Geçen ay yürürlüğe giren yeni Şampiyonlar Ligi formatına bakarak bunun nedenini anlamak mümkün. Format çekişmeli maç sayısını artırmak için değiştirilse de birçok mücadele Bayern Münih’in Dinamo Zagreb karşısındaki 9-2’lik ezici galibiyeti gibi geçiyor. Mali kaynak dengesizliği çok fazla.
Avrupa’nın en üst düzey basketbol organizasyonu olan EuroLeague’in mali işler müdürü Xavi Puyada “Avrupa’da herkesin önceliği maç kazanmak. Aslında tek bir ürün sattığımızı kimse anlamıyor” diyor.
EuroLeague takımları zararda
EuroLeague’deki 18 takım yılda toplam 540 milyon dolar hasılat elde ediyor ve çoğu ciddi miktarda zarar ediyor. NBA kulüplerinin hasılatı ise 11 milyar dolar. Tam da bu yüzden EuroLeague geçen ay zorunlu maaş kısıtlamasını yürürlüğe koyan ilk Avrupalı organizasyon oldu. Maaş bantları lige katılan kulüplerin ortalama gelirlerinin belli bir yüzdesine denk gelecek ve oyuncular sendikası tarafından da kabul edilecek.
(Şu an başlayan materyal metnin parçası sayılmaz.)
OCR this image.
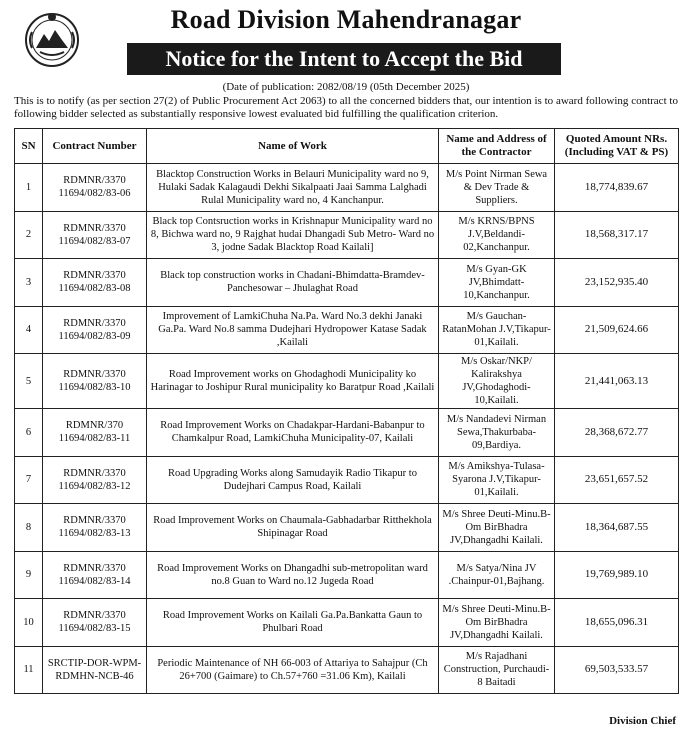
Road Division Mahendranagar
Notice for the Intent to Accept the Bid
(Date of publication: 2082/08/19 (05th December 2025)
This is to notify (as per section 27(2) of Public Procurement Act 2063) to all the concerned bidders that, our intention is to award following contract to following bidder selected as substantially responsive lowest evaluated bid fulfilling the qualification criterion.
SN	Contract Number	Name of Work	Name and Address of the Contractor	Quoted Amount NRs. (Including VAT & PS)
1	RDMNR/3370 11694/082/83-06	Blacktop Construction Works in Belauri Municipality ward no 9, Hulaki Sadak Kalagaudi Dekhi Sikalpaati Jaai Samma Lalghadi Rulal Municipality ward no, 4 Kanchanpur.	M/s Point Nirman Sewa & Dev Trade & Suppliers.	18,774,839.67
2	RDMNR/3370 11694/082/83-07	Black top Contsruction works in Krishnapur Municipality ward no 8, Bichwa ward no, 9 Rajghat hudai Dhangadi Sub Metro- Ward no 3, jodne Sadak Blacktop Road Kailali]	M/s KRNS/BPNS J.V,Beldandi-02,Kanchanpur.	18,568,317.17
3	RDMNR/3370 11694/082/83-08	Black top construction works in Chadani-Bhimdatta-Bramdev-Panchesowar – Jhulaghat Road	M/s Gyan-GK JV,Bhimdatt-10,Kanchanpur.	23,152,935.40
4	RDMNR/3370 11694/082/83-09	Improvement of LamkiChuha Na.Pa. Ward No.3 dekhi Janaki Ga.Pa. Ward No.8 samma Dudejhari Hydropower Katase Sadak ,Kailali	M/s Gauchan-RatanMohan J.V,Tikapur-01,Kailali.	21,509,624.66
5	RDMNR/3370 11694/082/83-10	Road Improvement works on Ghodaghodi Municipality ko Harinagar to Joshipur Rural municipality ko Baratpur Road ,Kailali	M/s Oskar/NKP/ Kalirakshya JV,Ghodaghodi-10,Kailali.	21,441,063.13
6	RDMNR/370 11694/082/83-11	Road Improvement Works on Chadakpar-Hardani-Babanpur to Chamkalpur Road, LamkiChuha Municipality-07, Kailali	M/s Nandadevi Nirman Sewa,Thakurbaba-09,Bardiya.	28,368,672.77
7	RDMNR/3370 11694/082/83-12	Road Upgrading Works along Samudayik Radio Tikapur to Dudejhari Campus Road, Kailali	M/s Amikshya-Tulasa-Syarona J.V,Tikapur-01,Kailali.	23,651,657.52
8	RDMNR/3370 11694/082/83-13	Road Improvement Works on Chaumala-Gabhadarbar Ritthekhola Shipinagar Road	M/s Shree Deuti-Minu.B-Om BirBhadra JV,Dhangadhi Kailali.	18,364,687.55
9	RDMNR/3370 11694/082/83-14	Road Improvement Works on Dhangadhi sub-metropolitan ward no.8 Guan to Ward no.12 Jugeda Road	M/s Satya/Nina JV .Chainpur-01,Bajhang.	19,769,989.10
10	RDMNR/3370 11694/082/83-15	Road Improvement Works on Kailali Ga.Pa.Bankatta Gaun to Phulbari Road	M/s Shree Deuti-Minu.B-Om BirBhadra JV,Dhangadhi Kailali.	18,655,096.31
11	SRCTIP-DOR-WPM-RDMHN-NCB-46	Periodic Maintenance of NH 66-003 of Attariya to Sahajpur (Ch 26+700 (Gaimare) to Ch.57+760 =31.06 Km), Kailali	M/s Rajadhani Construction, Purchaudi-8 Baitadi	69,503,533.57
Division Chief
Puyada yıldızların gücünü dizginleyip daha cazip ve dengeli bir turnuva yaratmayı amaçlıyor. NBA’de uygulanan ve ihlal edenleri “lüks vergisi” ile cezalandıran “yumuşak” maaş tavanından ve Major League Soccer’daki bazı istisnalardan ilham almış. EuroLeague özelinde istisnalar takımların en büyük iki yıldızına ve “sözleşmesi uzatılan” oyuncularına uygulanacak.
Neticede spor söz konusu olduğunda, kapitalist sistemin çelişkilerine işaret eden Marksist iddia haksız olmayabilir.